MongoDB: a NoSQL Database 3 Ways it Works for Today’s Data Generation
MongoDB is an open-source document database that provides high performance, high availability and automatic scaling. It’s ideal for running modern applications that rely on structured and unstructured data — and to support rapidly changing data.
When compared to relational databases, MongoDB databases are more scalable and provide superior performance. Their data models also address several issues that relational database models cannot, including:
- Large volumes of structured, semi-structured and unstructured data
- Agile sprints, quick iterations and frequent code pushes
- Efficient, scale-out architecture instead of expensive, scale-up architecture
This blog will explore the three major features of MongoDB that you won’t find in a traditional relational database system for rapid, agile development.
1.Dynamic schema for more development speed
In a relational database world, one needs to define a schema in order to store data. For example, if we want to store details of a customer like “name”, “address”, “phone” or “email”, we need to define the schema and table structure first. The relational database needs to know what we are storing in advance.
This approach works so long as your requirements are defined and there won’t be many future changes. But if you need to add additional columns for example, “customer’s favorite products”, you will have to modify the schema and migrate the changes. With agile development approach, these changes could be quite frequent. With every iteration you have new requirements and new changes coming in. If we use a relational database, we need to change the schema every time. This means frequent migrations which leads to recurrent downtime. If the database is large, this process could be very slow, thus increasing downtime even more – and it doesn’t address unstructured data that’s unknown in advance.
Because MongoDB is a document-oriented database, it stores data in JSON documents. Collections in JSON documents are equivalent to tables in relational databases. The benefit is that it’s self-describing and easy to understand. It’s nothing but a key-value pair of data. Each document can be treated on its own terms. This makes MongoDB’s schema design dynamic. One can represent, for example, “customer data” in different ways within a collection. When you need to add a new column, you can do so easily and anytime using the existing schema. This fits well with agile development and it can be used with both semi-structured and unstructured data types.

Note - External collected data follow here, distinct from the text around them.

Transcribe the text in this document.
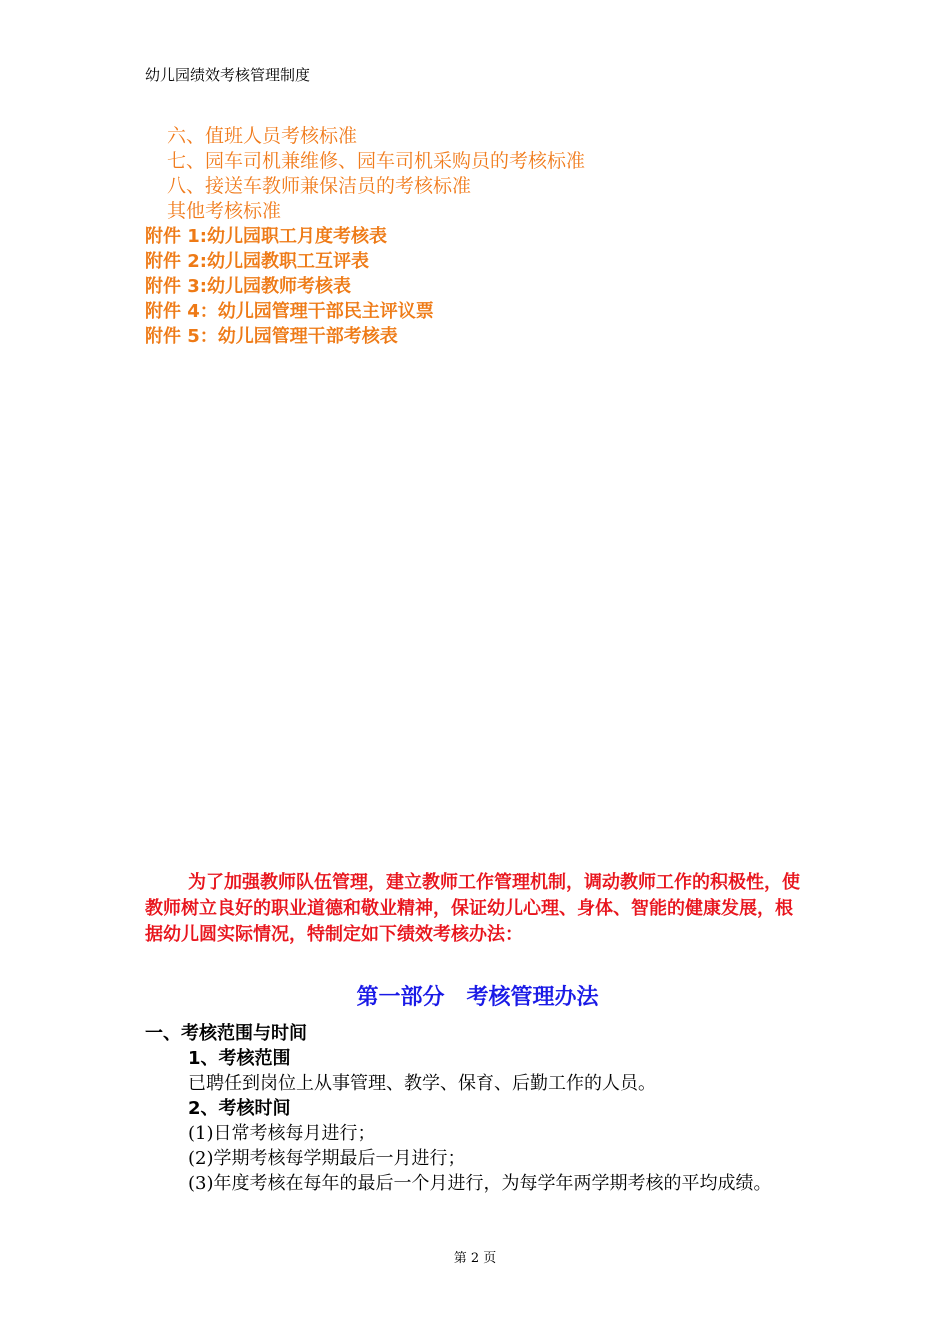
幼儿园绩效考核管理制度
六、值班人员考核标准
七、园车司机兼维修、园车司机采购员的考核标准
八、接送车教师兼保洁员的考核标准
其他考核标准
附件 1:幼儿园职工月度考核表
附件 2:幼儿园教职工互评表
附件 3:幼儿园教师考核表
附件 4：幼儿园管理干部民主评议票
附件 5：幼儿园管理干部考核表

为了加强教师队伍管理，建立教师工作管理机制，调动教师工作的积极性，使教师树立良好的职业道德和敬业精神，保证幼儿心理、身体、智能的健康发展，根据幼儿圆实际情况，特制定如下绩效考核办法：

第一部分　考核管理办法
一、考核范围与时间
1、考核范围
已聘任到岗位上从事管理、教学、保育、后勤工作的人员。
2、考核时间
(1)日常考核每月进行；
(2)学期考核每学期最后一月进行；
(3)年度考核在每年的最后一个月进行，为每学年两学期考核的平均成绩。
第 2 页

2.Auto-sharding for more scalability
Sharding is a technique to distribute and store data across multiple servers. With the advent of social media, it is becoming increasingly difficult to store data in traditional database systems. High query rates are putting a strain on CPUs and big data is giving rise to data sets too large to store. More capacity is needed every day. What’s more, processing large data sets which are greater than the systems’ RAM puts stress on I/O capacity.
In order to resolve these issues, relational databases usually take a scale-up approach. This means a single server hosting the database needs to be upgraded with more capacity and performance in terms of storage and CPUs. But this has a major drawback, though, as it introduces a single point of system failure when it comes to reliability and resilience. Moreover, upgrading the servers vertically is an expensive activity.
MongoDB, on the other hand, uses the scale-out approach, which means it scales horizontally. Whenever additional scalability or performance is needed, one simply adds commodity servers. It like an assembly line in a manufacturing industry. When you need to increase production, you add additional resources to perform the work as needed to drive efficiency.
MongoDB has built-in support for auto-sharding, which means it distributes the data natively and automatically across various servers. If you have four commodity servers storing 10 terabytes of data, MongoDB distributes it into four chunks of two-and-a-half terabytes each. The data and query is load balanced automatically across the servers. If one server goes down, it can be replaced quickly and transparently with no application disruption or downtime.
3.Automatic replication for more availability
MongoDB databases support automatic replication that synchronize data across multiple servers. It addresses two major issues in any database systems; data redundancy and high availability. You can configure your MongoDB system for replication in different ways, but ideally you should have a replication factor of three in order to provide good redundancy and high availability at any point in time. This replication set is nothing but a group of mongod processes; one acts a primary whereas the other two act as secondary. The primary mongod receives all the write operations which is then replicated by secondary ones. If one instance goes down, there are two other instances to provide the same data set. If the primary goes down, MongoDB automatically switches to one of the secondary ones so that write operations are not affected.
This flexibility makes it possible to configure these replica sets for dedicated operations like database writes, reporting and backup. It also suits today’s application development because it’s flexible and dynamic data modeling, ideal for agile development, scalability, high availability and redundancy.